[Haskell-cafe] What *is* a DSL?

Creighton Hogg wchogg at gmail.com
Wed Oct 7 20:14:38 EDT 2009


2009/10/7 Robert Atkey <bob.atkey at ed.ac.uk>:
>
>> What is a DSL?
>
> How about this as a formal-ish definition, for at least a pretty big
> class of DSLs:
>
> A DSL is an algebraic theory in the sense of universal algebra. I.e. it
> is an API of a specific form, which consists of:
>  a) a collection of abstract types, the carriers. Need not all be of
>     kind *.
>  b) a collection of operations, of type
>         t1 -> t2 -> ... -> tn
>     where tn must be one of the carrier types from (a), but the others
>     can be any types you like.
>  c) (Optional) a collection of properties about the operations (e.g.
>     equations that must hold)
>
> Haskell has a nice way of specifying such things (except part (c)): type
> classes.
>
> Examples of type classes that fit this schema include Monad, Applicative
> and Alternative. Ones that don't include Eq, Ord and Show. The Num type
> class would be, if it didn't specify Eq and Show as superclasses.
>
> An implementation of a DSL is just an implementation of corresponding
> type class. Shallowly embedded DSLs dispense with the type class step
> and just give a single implementation. Deeply embedded implementations
> are *initial* implementations: there is a unique function from the deep
> embedding to any of the other implementations that preserves all the
> operations. The good thing about this definition is that anything we do
> to the deep embedding, we can do to any of the other implementations via
> the unique map.
>
> Thanks to Church and Reynolds, we can always get a deep embedding for
> free (free as in "Theorems for Free"). If our DSL is defined by some
> type class T, then the deep embedding is:
>   type DeepT = forall a. T a => a
> (and so on, for multiple carrier types, possibly with type
> parameterisation).
>
> Of course, there is often an easier and more efficient way of
> representing the initial algebra using algebraic data types.
>
> Conor McBride often goes on about how the initial algebra (i.e. the deep
> embedding) of a given specification is the one you should be worrying
> about, because it often has a nice concrete representation and gives you
> all you need to reason about any of the other implementations.

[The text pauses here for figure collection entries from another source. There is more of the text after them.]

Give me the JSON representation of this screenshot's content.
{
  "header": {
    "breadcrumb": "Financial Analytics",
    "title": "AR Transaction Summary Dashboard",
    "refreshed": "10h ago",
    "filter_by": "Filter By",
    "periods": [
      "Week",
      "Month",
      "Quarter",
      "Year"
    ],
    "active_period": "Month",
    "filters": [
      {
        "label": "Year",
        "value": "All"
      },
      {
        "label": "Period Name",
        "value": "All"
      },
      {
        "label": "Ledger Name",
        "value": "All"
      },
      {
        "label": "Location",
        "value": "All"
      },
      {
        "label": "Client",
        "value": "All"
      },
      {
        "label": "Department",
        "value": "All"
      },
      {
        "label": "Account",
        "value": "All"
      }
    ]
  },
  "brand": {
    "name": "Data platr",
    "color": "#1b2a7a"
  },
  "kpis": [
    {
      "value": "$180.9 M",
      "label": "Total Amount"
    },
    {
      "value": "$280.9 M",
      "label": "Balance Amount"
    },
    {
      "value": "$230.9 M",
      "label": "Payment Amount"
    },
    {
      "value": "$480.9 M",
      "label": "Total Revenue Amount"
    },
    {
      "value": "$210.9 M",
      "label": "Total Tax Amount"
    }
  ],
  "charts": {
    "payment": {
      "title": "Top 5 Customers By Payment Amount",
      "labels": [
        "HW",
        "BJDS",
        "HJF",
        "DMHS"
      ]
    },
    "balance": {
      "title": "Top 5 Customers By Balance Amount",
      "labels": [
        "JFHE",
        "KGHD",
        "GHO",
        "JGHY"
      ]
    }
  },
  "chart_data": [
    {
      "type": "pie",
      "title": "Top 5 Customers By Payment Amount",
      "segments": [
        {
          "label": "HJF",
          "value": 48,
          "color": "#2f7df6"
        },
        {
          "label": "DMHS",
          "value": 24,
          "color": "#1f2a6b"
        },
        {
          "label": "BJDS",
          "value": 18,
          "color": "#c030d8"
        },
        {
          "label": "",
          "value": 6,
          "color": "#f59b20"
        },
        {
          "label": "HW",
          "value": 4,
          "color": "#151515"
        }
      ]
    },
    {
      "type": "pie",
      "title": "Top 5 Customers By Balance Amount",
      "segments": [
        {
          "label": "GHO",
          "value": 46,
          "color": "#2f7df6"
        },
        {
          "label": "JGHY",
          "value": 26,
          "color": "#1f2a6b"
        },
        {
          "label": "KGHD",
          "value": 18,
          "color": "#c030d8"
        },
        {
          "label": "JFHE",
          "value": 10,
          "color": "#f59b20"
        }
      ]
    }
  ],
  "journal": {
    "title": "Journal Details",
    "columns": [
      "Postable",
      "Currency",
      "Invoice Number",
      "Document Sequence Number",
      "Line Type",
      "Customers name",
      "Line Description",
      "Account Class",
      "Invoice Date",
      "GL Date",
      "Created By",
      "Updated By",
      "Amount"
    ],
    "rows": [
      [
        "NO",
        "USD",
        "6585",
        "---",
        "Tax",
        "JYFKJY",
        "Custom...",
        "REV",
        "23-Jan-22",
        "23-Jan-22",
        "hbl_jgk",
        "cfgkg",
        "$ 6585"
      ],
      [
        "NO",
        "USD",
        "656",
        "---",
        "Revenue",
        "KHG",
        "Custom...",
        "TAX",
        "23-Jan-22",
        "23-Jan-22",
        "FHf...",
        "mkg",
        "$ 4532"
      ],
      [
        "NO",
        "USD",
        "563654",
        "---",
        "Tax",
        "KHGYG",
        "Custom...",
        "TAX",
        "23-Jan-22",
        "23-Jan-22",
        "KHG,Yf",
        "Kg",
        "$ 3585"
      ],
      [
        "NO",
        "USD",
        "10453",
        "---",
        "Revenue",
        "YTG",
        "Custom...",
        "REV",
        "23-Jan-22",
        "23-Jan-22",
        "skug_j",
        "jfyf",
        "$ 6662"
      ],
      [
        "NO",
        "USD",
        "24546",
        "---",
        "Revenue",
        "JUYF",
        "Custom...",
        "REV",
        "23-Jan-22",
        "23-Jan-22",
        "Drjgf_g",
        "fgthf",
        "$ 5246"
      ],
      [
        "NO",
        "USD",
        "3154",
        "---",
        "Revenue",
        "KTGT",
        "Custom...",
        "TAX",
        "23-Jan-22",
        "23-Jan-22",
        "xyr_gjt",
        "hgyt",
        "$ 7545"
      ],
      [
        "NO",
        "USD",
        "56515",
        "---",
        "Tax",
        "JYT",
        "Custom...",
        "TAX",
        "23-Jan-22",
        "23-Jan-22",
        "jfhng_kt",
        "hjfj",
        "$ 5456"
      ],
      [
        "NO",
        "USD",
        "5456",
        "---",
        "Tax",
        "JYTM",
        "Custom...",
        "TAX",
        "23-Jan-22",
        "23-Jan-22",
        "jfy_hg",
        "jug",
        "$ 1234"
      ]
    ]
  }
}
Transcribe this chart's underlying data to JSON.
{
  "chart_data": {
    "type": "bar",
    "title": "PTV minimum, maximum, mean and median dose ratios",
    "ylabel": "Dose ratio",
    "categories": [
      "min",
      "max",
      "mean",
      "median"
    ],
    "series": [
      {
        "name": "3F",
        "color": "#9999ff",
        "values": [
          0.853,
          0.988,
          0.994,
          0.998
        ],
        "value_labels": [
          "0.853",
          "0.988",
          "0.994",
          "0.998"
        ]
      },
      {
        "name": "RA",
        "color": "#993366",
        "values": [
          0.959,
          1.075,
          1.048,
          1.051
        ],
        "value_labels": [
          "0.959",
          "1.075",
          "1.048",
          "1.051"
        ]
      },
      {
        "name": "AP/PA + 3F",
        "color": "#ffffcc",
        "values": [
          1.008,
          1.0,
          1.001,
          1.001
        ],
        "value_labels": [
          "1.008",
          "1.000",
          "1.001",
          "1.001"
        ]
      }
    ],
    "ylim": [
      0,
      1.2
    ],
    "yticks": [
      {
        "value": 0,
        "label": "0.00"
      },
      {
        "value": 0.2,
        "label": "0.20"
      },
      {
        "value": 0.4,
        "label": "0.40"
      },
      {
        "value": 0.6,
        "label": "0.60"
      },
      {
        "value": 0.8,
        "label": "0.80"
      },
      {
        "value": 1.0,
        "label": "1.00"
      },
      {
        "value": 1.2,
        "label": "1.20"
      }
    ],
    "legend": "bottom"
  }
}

It's funny, because I wouldn't have thought about this in terms of
type classes from the top of my head.  What I've been thinking about a
lot lately (because I'm trying to prepare notes on it) is building
classifying categories from signatures, then considering the category
of all possible functorial "models" (read: "dsl embeddings") into the
target category.    I guess we're essentially talking about the same
thing.  The difference from looking at it as type classes is that you
really do get all your equations preserved with product preserving
functors from your classifying category; however, the topic came up
earlier today of what would a language look like if it had a built in
notion of functorial semantics - my guess is that it'd be like a
stronger version of ML functors, but I don't really know.